Carnets de notes - Territoire

Le Pays gaumais (Gaume)

Région culturelle

« La Gaume traduit dans son modelé, l’influence fondamentale de la structure et de la composition de son sous-sol, fait de couches alternativement tendres et dures, inclinées faiblement vers le sud, et où l’érosion a dégagé une série de cuestas. » (R. Monteney) [i]

La Gaume est une microrégion culturelle dans la Lorraine belge qui se définit avant tout par un critère linguistique. Anciennement, les habitants y parlaient des dialectes romans (Lorrain-Gaumais et Champenois) à la différence du Pays d’Arlon où l’on y parlait un dialecte germanique.

La Gaume est un territoire restreint d’une superficie de 754 km². « On peut l’arpenter dans tous les sens, 50 km de l’est à l’ouest, 25 km du nord au sud [1], en voiture, à cheval ou mieux à pied [ou à vélo], et se familiariser avec tous ses aspects. [ii]»

Le pays Gaumais est délimité au nord par la bordure de la forêt ardennaise, à l’est par la frontière linguistique romano-germanique, au sud et à l’ouest par la France. Son climat est un peu plus doux qu’en Ardenne (plus chaude de 1 à 2° de moyenne) et plus sec.

Edmond Fouss, le conservateur fondateur du Musée Gaumais a écrit : Les Gaumais et les Virtonais sont dits un tantinet hâbleurs et vantards.

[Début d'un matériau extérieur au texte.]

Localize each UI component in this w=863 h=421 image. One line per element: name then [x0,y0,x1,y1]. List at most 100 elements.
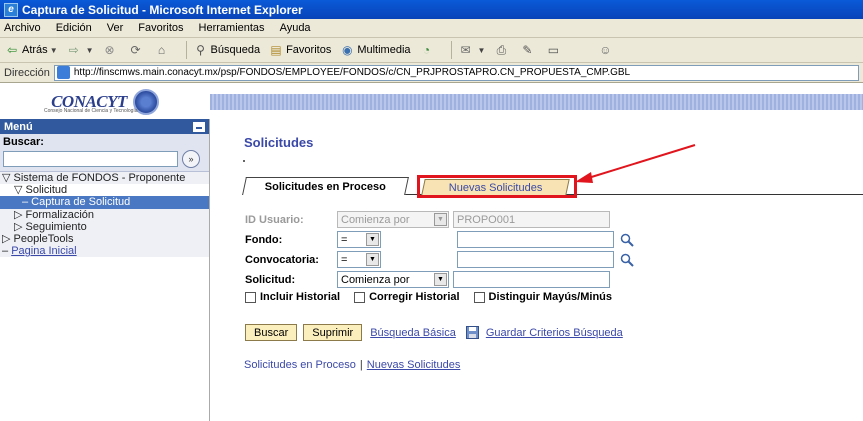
menu-header: Menú [0,119,209,134]
suprimir-button[interactable]: Suprimir [303,324,363,341]
menu-edicion[interactable]: Edición [56,22,92,34]
solicitud-input[interactable] [453,271,610,288]
toolbar-separator [185,41,187,59]
address-input[interactable]: http://finscmws.main.conacyt.mx/psp/FOND… [53,64,859,81]
pagina-inicial-link[interactable]: Pagina Inicial [11,245,76,257]
forward-button[interactable]: ⇨ ▼ [66,42,94,58]
convocatoria-operator-select[interactable]: = ▼ [337,251,381,268]
mail-dropdown-icon[interactable]: ▼ [478,46,486,55]
tree-item-label: – Captura de Solicitud [22,196,131,208]
menu-ayuda[interactable]: Ayuda [280,22,311,34]
discuss-button[interactable]: ▭ [545,42,563,58]
mail-icon: ✉ [460,43,471,57]
solicitudes-en-proceso-text: Solicitudes en Proceso [244,359,356,371]
messenger-icon: ☺ [599,43,612,57]
lookup-magnifier-icon[interactable] [620,253,634,267]
tree-item-seguimiento[interactable]: ▷ Seguimiento [0,221,209,233]
print-button[interactable]: ⎙ [493,42,511,58]
home-icon: ⌂ [157,43,166,57]
row-solicitud: Solicitud: Comienza por ▼ [245,271,610,288]
tab-solicitudes-en-proceso[interactable]: Solicitudes en Proceso [242,177,409,195]
collapsed-triangle-icon: ▷ [14,221,23,233]
checkbox-label: Incluir Historial [260,291,341,303]
menu-ver[interactable]: Ver [107,22,124,34]
buscar-button[interactable]: Buscar [245,324,298,341]
collapsed-triangle-icon: ▷ [14,209,23,221]
checkbox-box[interactable] [245,291,256,303]
convocatoria-label: Convocatoria: [245,253,319,266]
search-go-button[interactable]: » [182,150,200,168]
search-button[interactable]: ⚲ Búsqueda [193,42,260,58]
back-arrow-icon: ⇦ [6,43,18,57]
fondo-operator-select[interactable]: = ▼ [337,231,381,248]
menu-title: Menú [4,120,33,133]
favorites-button[interactable]: ▤ Favoritos [268,42,331,58]
tree-item-formalizacion[interactable]: ▷ Formalización [0,209,209,221]
solicitud-label: Solicitud: [245,273,296,286]
menu-search-label: Buscar: [3,136,44,148]
tree-item-label: PeopleTools [13,233,74,245]
row-id-usuario: ID Usuario: Comienza por ▼ PROPO001 [245,211,610,228]
search-actions: Buscar Suprimir Búsqueda Básica Guardar … [245,324,633,341]
back-label: Atrás [22,44,48,56]
tree-item-peopletools[interactable]: ▷ PeopleTools [0,233,209,245]
sidebar-menu: Menú Buscar: » ▽ Sistema de FONDOS - Pro… [0,119,210,421]
menu-bar: Archivo Edición Ver Favoritos Herramient… [0,19,863,38]
tab-label: Solicitudes en Proceso [264,180,386,193]
checkbox-label: Corregir Historial [369,291,460,303]
browser-toolbar: ⇦ Atrás ▼ ⇨ ▼ ⊗ ⟳ ⌂ ⚲ Búsqueda ▤ Favorit… [0,38,863,63]
menu-favoritos[interactable]: Favoritos [138,22,183,34]
expanded-triangle-icon: ▽ [14,184,23,196]
page-title: Solicitudes [244,135,314,150]
guardar-criterios-link[interactable]: Guardar Criterios Búsqueda [486,327,623,339]
incluir-historial-checkbox[interactable]: Incluir Historial [245,291,340,303]
forward-dropdown-icon[interactable]: ▼ [86,46,94,55]
menu-herramientas[interactable]: Herramientas [199,22,265,34]
minimize-icon[interactable] [193,121,205,132]
history-icon: ◔ [422,43,431,57]
refresh-button[interactable]: ⟳ [128,42,146,58]
tree-item-label: Solicitud [25,184,68,196]
stop-icon: ⊗ [104,43,115,57]
back-button[interactable]: ⇦ Atrás ▼ [4,42,58,58]
dash-icon: – [2,245,9,257]
edit-button[interactable]: ✎ [519,42,537,58]
media-button[interactable]: ◉ Multimedia [339,42,410,58]
address-url: http://finscmws.main.conacyt.mx/psp/FOND… [73,67,631,78]
nuevas-solicitudes-link[interactable]: Nuevas Solicitudes [367,359,461,371]
chevron-down-icon: ▼ [366,253,379,266]
solicitud-operator-select[interactable]: Comienza por ▼ [337,271,449,288]
convocatoria-input[interactable] [457,251,614,268]
menu-tree: ▽ Sistema de FONDOS - Proponente ▽ Solic… [0,172,209,257]
link-separator: | [359,359,363,371]
save-disk-icon[interactable] [465,326,479,339]
fondo-input[interactable] [457,231,614,248]
divider-dot [243,160,245,162]
annotation-arrow-icon [575,144,696,183]
distinguir-mayus-checkbox[interactable]: Distinguir Mayús/Minús [473,291,612,303]
row-fondo: Fondo: = ▼ [245,231,634,248]
tree-item-captura-solicitud[interactable]: – Captura de Solicitud [0,196,209,209]
checkbox-box[interactable] [354,291,366,303]
back-dropdown-icon[interactable]: ▼ [50,46,58,55]
corregir-historial-checkbox[interactable]: Corregir Historial [354,291,460,303]
history-button[interactable]: ◔ [419,42,437,58]
busqueda-basica-link[interactable]: Búsqueda Básica [370,327,456,339]
messenger-button[interactable]: ☺ [597,42,615,58]
tree-item-label: Formalización [25,209,94,221]
tree-item-pagina-inicial[interactable]: – Pagina Inicial [0,245,209,257]
lookup-magnifier-icon[interactable] [620,233,634,247]
stop-button[interactable]: ⊗ [102,42,120,58]
favorites-label: Favoritos [286,44,332,56]
mail-button[interactable]: ✉ ▼ [458,42,486,58]
menu-archivo[interactable]: Archivo [4,22,41,34]
select-value: Comienza por [341,213,410,226]
fondo-label: Fondo: [245,233,283,246]
tree-item-sistema-fondos[interactable]: ▽ Sistema de FONDOS - Proponente [0,172,209,184]
tree-item-solicitud[interactable]: ▽ Solicitud [0,184,209,196]
home-button[interactable]: ⌂ [154,42,172,58]
menu-search-input[interactable] [3,151,178,167]
search-icon: ⚲ [196,43,205,57]
checkbox-box[interactable] [473,291,485,303]
internet-explorer-icon: e [4,2,18,17]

À Habay, un dicton dit « Il a plus dit que fait. » [iii]

Langues romanes

Le Gaumais est une langue régionale romane, un dialecte de Lorrain très proche du patois du nord du département de la Meuse et du canton de Carignan.

Au nord-ouest, dans un triangle formé par les villages de Muno, Sainte-Cécile, Chassepierre, les Gaumais parlaient le Champenois sous l’influence du diocèse de Reims qui s’étendait jusque-là.

La limite linguistique entre les dialectes romans et germaniques s’est décalée vers l’est jusqu’au milieu du 16e siècle époque où quelques villages affranchis dans le pays d’Arlon se sont « affirmés d’expression française [iv] ». Nous en retrouvons le souvenir dans le nom de Meix-le-Tige (thiois, germanique).

Différences culturelles et politiques entre les Pays Gaumais et le Pays d’Arlon

Au Moyen-Âge, les territoires formant l’actuelle Lorraine belge étaient formés de deux entités politiques distinctes qui ne partagent rien de commun hormis leur intégration dans le duché de Luxembourg.

Dans le comté de Chiny qui s’étendait du nord des départements de la Meuse et des Ardennes (France) à Neufchâteau (plateau ardennais, Belgique), les langues vernaculaires étaient romanes. La majeure partie du Pays Gaumais en faisait partie et la langue de ses habitants était un dialecte lorrain.

Le comté de Chiny était dans la zone d’influence du duché de Bar (Maison de Lorraine) et de la Champage. Il a été marqué par un important mouvement d’affranchissement. Les seigneurs ont accordé des libertés aux habitants des bourgs et villages en se référant largement au droit de Beaumont-en-Argonne (Ardennes, France).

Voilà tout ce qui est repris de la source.